Elcevap: Çekirge gibi bir âfat, bir mevsimde pek çok kesretle bulunur. Mevsim değiştikçe, memleketi fesada veren kesretli o taifelerin hakikatleri, mahdut bazı fertlerde saklanıyor. Yine zamanı geldikçe, emr-i İlâhî ile, o mahdut fertlerden gayet kesretli aynı fesat yine başlar. Güya onların hakikat-i milliyetleri inceliyor, kopmuyor; yine mevsimi geldikçe zuhur ediyor.

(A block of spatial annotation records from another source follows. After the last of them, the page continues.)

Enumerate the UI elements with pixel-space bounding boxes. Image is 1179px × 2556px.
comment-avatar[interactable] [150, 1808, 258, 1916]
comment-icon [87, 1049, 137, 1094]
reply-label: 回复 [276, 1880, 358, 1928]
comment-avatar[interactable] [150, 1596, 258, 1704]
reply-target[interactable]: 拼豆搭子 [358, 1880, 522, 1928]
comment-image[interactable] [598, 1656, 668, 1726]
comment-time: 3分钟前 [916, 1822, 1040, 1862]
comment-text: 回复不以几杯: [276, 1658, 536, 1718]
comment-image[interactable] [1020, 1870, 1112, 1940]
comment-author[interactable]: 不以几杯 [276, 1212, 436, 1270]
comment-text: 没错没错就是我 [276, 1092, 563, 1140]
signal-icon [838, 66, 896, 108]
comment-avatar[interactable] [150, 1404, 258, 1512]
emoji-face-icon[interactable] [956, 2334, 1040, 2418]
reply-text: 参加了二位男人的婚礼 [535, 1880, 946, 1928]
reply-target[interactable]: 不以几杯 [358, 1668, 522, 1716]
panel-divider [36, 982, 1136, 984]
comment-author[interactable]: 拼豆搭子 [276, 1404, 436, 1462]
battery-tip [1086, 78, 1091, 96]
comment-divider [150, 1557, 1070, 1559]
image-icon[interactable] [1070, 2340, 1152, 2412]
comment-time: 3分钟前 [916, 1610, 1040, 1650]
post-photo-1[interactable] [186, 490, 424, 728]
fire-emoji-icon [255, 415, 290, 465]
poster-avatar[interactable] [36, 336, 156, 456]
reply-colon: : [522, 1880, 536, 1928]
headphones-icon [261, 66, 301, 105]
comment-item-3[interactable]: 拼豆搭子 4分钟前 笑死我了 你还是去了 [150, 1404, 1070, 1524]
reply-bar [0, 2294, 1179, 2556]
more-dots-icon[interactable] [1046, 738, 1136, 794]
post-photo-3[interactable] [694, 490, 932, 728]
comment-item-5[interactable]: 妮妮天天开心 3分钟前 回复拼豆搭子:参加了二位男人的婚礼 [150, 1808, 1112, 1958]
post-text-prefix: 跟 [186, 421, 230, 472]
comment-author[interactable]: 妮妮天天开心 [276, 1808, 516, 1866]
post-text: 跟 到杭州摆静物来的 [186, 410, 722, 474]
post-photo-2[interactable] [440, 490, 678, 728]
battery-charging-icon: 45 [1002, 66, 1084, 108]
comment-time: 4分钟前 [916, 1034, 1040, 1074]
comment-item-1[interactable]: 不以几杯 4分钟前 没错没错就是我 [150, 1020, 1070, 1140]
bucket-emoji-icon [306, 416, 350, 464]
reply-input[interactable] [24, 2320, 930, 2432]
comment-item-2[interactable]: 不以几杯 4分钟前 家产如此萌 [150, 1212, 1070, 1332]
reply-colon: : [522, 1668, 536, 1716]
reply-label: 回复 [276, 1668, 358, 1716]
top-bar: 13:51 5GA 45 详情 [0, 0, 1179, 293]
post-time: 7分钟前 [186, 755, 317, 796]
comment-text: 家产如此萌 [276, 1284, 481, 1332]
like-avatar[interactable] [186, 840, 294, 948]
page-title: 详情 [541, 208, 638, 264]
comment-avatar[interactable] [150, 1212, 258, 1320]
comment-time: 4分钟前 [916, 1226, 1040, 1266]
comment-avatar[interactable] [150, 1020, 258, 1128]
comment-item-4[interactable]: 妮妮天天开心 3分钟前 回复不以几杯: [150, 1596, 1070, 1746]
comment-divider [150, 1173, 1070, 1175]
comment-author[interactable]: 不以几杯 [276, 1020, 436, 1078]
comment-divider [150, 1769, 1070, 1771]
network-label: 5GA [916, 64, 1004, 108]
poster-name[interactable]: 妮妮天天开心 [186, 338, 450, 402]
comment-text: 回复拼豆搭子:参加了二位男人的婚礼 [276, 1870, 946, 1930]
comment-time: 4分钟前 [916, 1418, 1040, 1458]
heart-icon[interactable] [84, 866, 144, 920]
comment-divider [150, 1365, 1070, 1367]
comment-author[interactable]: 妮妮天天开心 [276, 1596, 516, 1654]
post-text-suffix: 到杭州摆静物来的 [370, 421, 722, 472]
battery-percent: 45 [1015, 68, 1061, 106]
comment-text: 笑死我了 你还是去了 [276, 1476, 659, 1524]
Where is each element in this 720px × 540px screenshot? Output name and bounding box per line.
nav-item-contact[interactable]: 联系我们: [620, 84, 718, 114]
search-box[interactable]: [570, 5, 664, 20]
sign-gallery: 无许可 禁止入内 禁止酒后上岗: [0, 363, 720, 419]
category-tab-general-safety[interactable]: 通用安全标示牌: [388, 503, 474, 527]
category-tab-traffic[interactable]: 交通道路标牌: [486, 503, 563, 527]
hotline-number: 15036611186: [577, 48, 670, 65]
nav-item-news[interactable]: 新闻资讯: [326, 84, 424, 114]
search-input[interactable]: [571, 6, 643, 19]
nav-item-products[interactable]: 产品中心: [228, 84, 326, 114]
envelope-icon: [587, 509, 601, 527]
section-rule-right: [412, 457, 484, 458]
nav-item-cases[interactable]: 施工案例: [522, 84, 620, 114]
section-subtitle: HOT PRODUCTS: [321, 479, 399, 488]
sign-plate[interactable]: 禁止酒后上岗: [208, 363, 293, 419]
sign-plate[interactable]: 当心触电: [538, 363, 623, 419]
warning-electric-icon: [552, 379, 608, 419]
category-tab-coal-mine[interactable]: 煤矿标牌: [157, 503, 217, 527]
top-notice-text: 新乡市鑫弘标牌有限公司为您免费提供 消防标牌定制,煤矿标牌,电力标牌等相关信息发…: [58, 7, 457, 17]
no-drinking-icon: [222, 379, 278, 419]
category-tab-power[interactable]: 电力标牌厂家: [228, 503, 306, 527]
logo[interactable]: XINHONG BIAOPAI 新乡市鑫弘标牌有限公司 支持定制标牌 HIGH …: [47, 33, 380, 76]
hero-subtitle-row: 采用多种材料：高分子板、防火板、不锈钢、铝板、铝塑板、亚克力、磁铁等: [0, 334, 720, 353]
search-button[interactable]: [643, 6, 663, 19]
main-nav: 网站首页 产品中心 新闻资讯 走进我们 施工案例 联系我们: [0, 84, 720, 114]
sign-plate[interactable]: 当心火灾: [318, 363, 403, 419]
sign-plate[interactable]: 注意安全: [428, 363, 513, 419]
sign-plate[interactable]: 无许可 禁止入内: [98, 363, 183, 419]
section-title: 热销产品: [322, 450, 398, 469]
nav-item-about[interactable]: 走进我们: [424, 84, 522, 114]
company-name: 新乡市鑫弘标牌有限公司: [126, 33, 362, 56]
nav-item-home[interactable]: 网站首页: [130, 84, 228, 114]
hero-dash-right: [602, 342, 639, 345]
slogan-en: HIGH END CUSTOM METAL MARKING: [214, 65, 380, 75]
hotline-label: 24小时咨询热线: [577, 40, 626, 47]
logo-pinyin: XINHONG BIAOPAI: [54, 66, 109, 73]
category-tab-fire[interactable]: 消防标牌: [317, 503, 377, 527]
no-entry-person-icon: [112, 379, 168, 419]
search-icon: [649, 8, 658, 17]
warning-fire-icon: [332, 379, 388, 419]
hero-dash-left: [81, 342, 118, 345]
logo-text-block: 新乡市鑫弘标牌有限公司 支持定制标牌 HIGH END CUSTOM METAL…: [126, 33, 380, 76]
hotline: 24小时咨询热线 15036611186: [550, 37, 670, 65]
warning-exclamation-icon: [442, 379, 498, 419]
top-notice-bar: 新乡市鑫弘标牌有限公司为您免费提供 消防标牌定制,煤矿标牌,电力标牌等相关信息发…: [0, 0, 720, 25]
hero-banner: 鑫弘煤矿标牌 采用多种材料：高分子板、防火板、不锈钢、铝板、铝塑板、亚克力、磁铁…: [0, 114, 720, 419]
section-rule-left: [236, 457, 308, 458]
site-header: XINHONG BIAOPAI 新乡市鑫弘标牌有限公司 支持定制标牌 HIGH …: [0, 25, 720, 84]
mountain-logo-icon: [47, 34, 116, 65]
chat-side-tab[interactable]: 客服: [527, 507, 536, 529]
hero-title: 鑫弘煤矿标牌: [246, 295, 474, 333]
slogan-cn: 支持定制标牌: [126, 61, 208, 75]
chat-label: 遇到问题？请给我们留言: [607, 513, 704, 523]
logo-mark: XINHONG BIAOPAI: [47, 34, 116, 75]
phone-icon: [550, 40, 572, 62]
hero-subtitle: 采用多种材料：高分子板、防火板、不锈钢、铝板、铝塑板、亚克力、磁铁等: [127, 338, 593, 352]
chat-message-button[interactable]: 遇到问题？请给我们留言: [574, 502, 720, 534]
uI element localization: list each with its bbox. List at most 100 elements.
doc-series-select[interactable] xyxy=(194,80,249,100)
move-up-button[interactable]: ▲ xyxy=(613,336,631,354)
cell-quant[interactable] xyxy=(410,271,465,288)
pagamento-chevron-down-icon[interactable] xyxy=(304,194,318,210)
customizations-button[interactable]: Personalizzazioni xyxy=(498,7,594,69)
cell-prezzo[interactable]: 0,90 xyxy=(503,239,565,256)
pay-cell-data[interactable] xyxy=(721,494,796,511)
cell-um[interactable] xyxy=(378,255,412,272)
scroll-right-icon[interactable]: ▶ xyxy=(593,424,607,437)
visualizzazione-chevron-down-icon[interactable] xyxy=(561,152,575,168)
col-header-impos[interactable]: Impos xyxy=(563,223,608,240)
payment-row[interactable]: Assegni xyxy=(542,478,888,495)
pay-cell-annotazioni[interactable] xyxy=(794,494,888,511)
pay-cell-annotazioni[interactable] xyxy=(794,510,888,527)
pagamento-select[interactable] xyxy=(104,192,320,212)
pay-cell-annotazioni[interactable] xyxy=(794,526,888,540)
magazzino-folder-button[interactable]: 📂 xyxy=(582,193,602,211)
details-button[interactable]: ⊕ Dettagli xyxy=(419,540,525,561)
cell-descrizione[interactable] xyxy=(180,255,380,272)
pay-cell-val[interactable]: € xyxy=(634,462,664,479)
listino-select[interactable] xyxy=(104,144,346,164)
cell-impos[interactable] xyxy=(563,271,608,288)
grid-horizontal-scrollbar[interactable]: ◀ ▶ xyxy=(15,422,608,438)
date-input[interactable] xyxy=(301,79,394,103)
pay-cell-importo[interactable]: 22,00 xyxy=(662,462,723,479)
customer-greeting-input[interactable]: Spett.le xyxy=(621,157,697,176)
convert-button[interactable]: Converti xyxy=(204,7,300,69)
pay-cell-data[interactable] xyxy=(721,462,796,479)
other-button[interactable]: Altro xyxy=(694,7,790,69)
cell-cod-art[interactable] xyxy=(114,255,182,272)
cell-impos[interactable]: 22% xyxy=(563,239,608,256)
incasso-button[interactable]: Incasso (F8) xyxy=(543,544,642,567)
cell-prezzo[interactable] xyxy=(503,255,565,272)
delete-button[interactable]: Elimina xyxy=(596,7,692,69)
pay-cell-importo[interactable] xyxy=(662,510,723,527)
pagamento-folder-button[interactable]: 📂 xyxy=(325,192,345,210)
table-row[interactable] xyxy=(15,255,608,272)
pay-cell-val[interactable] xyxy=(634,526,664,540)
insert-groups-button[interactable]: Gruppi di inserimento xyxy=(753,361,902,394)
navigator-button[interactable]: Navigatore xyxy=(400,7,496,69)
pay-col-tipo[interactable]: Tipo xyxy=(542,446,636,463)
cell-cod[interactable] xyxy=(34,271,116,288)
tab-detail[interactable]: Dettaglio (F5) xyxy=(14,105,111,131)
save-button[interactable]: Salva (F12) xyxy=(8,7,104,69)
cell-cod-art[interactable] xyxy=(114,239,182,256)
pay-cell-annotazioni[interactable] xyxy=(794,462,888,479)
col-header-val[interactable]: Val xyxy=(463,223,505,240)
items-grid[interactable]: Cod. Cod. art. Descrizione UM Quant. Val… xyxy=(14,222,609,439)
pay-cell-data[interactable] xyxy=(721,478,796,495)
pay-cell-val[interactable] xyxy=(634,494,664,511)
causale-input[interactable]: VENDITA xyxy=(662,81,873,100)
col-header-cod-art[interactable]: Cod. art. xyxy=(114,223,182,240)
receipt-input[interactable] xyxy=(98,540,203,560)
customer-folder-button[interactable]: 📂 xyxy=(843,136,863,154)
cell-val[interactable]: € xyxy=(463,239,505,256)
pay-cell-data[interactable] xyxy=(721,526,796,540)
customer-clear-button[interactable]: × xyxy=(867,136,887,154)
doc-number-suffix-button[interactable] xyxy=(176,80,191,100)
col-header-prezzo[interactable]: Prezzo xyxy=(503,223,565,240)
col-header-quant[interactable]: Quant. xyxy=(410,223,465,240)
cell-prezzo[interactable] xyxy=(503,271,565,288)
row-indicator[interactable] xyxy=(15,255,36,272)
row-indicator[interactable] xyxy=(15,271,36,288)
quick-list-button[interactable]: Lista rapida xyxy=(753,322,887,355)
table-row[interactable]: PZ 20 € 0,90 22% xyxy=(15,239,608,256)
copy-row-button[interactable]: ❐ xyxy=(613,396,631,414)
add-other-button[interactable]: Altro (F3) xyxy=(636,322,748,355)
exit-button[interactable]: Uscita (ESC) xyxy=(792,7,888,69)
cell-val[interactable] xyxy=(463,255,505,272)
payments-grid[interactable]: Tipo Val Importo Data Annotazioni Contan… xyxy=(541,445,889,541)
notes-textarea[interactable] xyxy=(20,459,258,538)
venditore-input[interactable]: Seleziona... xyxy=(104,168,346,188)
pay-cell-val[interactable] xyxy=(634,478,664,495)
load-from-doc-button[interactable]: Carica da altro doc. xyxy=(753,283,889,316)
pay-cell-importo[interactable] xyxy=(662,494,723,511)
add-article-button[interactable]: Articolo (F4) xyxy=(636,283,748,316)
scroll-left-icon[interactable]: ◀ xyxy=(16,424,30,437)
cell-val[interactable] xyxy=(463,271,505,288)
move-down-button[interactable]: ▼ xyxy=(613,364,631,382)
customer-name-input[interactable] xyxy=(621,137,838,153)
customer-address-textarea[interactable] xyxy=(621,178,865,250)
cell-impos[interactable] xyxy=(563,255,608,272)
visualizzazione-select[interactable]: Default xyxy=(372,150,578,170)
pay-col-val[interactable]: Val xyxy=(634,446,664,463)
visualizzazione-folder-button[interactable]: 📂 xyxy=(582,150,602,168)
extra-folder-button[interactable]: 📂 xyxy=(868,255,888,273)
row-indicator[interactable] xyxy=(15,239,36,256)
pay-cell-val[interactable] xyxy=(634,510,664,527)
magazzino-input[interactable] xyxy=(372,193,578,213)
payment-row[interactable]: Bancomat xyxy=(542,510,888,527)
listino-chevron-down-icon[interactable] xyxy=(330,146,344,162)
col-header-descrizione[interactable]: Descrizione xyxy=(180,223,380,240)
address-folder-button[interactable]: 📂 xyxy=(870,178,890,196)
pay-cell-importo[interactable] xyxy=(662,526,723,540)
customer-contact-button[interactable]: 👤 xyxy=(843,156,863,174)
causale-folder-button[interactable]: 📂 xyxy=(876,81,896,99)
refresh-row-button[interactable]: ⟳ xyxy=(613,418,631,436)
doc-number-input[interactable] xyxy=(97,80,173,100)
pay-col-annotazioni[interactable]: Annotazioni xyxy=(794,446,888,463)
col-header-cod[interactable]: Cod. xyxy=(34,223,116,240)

Aynen öyle de, bir zaman dünyayı hercümerc eden o taifeler, izn-i İlâhî ile, mevsimi geldiği vakit, aynı o taife, medeniyet-i beşeriyeyi hercümerc edecekler. Fakat onların muharrikleri başka bir surette tezahür eder. لاَ يَعْلَمُ الْغَيْبَ اِلاَّ اللهُ 1
DOKUZUNCU ASIL: Mesâil-i imaniyeden bir kısmın netâici, şu mukayyet ve dar âleme bakar. Diğer bir kısmı, geniş ve mutlak olan âlem-i âhirete bakar. Amellerin fazilet ve sevabına dair ehâdis-i şerifenin bir kısmı, tergib ve terhîbe münasip bir tesir vermek için belâğatli bir üslûpta geldiğinden, dikkatsiz
insanlar onları mübalâğalı zannetmişler. Halbuki, bütün onlar ayn-ı hak ve mahz-ı hakikat olduklarından, mücazefe ve mübalâğa, içlerinde yoktur.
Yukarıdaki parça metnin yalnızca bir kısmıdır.